A New Chapter in Bankruptcy
Bankruptcy reform is here. When the majority of the provisions from the "Bankruptcy Abuse Prevention and Consumer Protection Act of 2005" go into effect on October 17, 2005 (certain disclosure rules in the new law are subject to further rule-making by the Federal Reserve Board), abuses in Chapter 7 bankruptcies should decrease, and more debts should be repaid—a good thing, certainly. While celebrating this long-awaited reform, however, creditors need to take steps now to prepare for the impact of this new law and ensure that their own conduct is in compliance with the new requirements.

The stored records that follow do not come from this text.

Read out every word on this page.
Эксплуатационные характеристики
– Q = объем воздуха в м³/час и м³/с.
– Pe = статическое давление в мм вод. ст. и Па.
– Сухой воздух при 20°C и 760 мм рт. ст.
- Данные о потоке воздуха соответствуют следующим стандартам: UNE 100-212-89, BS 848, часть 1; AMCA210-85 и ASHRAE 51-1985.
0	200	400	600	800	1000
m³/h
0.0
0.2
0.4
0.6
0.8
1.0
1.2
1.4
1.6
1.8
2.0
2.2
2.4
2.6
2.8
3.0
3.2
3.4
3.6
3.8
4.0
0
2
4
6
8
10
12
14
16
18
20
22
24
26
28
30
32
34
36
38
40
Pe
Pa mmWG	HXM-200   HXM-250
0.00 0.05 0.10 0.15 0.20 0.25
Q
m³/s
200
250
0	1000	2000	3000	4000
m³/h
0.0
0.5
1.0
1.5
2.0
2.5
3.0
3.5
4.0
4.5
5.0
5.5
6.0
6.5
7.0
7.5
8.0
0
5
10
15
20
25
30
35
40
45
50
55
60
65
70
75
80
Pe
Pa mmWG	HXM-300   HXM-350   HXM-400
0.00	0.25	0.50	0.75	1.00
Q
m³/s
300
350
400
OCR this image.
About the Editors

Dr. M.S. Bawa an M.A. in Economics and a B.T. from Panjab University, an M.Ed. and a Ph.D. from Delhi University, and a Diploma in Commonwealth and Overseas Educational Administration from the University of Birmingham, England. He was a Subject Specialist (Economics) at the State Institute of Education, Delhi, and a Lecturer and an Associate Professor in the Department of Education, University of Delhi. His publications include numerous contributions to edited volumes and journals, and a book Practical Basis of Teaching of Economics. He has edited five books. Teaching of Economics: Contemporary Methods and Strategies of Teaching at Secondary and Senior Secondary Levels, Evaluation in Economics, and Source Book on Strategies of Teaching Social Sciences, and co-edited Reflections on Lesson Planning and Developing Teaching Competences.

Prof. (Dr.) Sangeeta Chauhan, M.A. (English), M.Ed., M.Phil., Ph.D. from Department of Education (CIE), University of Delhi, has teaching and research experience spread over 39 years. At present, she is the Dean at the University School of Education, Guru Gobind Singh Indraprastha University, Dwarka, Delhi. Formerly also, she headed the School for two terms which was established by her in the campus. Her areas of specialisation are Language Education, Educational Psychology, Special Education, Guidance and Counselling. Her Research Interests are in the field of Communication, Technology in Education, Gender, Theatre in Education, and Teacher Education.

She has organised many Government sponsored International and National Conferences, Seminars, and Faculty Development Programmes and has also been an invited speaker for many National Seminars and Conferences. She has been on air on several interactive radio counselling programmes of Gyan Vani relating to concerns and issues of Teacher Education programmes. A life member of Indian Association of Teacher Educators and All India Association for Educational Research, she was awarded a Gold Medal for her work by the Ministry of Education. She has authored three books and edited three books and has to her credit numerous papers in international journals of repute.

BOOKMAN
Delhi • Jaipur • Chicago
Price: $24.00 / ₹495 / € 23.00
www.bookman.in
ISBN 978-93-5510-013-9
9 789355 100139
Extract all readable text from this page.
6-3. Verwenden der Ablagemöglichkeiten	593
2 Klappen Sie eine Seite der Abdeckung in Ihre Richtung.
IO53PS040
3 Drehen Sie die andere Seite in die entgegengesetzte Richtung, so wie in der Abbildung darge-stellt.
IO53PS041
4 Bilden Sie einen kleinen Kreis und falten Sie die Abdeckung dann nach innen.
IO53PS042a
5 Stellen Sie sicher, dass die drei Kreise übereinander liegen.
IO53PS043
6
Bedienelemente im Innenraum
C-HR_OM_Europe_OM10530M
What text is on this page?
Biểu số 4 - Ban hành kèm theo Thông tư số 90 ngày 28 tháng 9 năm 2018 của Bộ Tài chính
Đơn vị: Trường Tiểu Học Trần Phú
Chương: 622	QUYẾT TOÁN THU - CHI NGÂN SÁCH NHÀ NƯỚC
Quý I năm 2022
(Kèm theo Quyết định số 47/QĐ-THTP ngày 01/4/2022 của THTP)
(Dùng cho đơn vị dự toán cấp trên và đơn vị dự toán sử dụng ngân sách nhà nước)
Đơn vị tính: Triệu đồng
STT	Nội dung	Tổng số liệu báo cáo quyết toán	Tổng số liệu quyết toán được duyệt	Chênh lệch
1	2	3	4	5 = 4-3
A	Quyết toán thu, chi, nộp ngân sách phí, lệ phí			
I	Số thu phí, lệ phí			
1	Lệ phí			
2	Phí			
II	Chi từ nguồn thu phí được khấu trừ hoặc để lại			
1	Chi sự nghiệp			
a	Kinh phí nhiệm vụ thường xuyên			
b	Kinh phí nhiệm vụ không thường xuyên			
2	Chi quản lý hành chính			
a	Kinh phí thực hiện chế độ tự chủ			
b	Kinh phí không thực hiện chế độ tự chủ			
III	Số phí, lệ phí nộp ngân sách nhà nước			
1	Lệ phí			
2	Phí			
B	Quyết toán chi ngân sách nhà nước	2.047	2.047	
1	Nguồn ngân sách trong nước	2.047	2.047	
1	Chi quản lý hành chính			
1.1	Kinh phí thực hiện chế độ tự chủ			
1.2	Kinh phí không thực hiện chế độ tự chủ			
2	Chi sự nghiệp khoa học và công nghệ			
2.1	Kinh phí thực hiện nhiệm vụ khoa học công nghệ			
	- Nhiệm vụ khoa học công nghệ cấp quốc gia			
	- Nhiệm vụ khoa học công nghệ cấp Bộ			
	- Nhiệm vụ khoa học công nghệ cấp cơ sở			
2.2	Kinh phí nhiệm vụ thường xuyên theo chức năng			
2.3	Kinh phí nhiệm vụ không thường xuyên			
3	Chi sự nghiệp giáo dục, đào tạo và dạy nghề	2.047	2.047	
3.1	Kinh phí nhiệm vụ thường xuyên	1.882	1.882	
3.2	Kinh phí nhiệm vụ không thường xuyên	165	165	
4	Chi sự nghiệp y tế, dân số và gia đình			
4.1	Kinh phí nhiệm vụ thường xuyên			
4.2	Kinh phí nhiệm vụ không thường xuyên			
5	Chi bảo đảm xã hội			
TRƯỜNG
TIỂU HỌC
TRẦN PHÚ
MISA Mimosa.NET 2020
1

To reduce the overall number of bankruptcy filings and curtail abuses in Chapter 7 bankruptcy cases, the new law imposes a number of new requirements on consumers contemplating bankruptcy, including mandatory pre-filing credit counseling and the application of an objective, needs-based test to determine whether consumers will be able to repay their debts over time. These changes should result in fewer Chapter 7 debt discharges and more Chapter 13 repayment plans being approved by the bankruptcy courts.
Creditors must take careful note of the new requirements imposed on them under the new law. Significantly, lenders will be required to make additional disclosures (most of which will be implemented through regulations promulgated by the Federal Reserve Board) to consumers in solicitations, promotional materials, and applications for new credit extensions, including disclosures relating to "teaser" or introductory rates. "Open end" creditors—including most credit card and home equity line creditors—also will need to include new minimum payment-related disclosures in their periodic statements and establish a toll-free telephone number where consumers can obtain information about the time it will take to repay the account balance if the consumer makes only the minimum payment. Moreover, creditors will be required to make additional disclosures to debtors when seeking a binding reaffirmation of consumer debt.
The new law encourages pre-bankruptcy settlement of debts. While requiring consumers to obtain credit counseling before filing, it also penalizes creditors who "unreasonably" refuse to consider a debtor’s pre-bankruptcy repayment proposal. Creditors therefore should be prepared to receive and address increased numbers of requests from consumers for pre-bankruptcy payment restructuring and work-outs after October 17.
Meanwhile, bankruptcy filings hit a new record in the second quarter, probably in anticipation of the new law.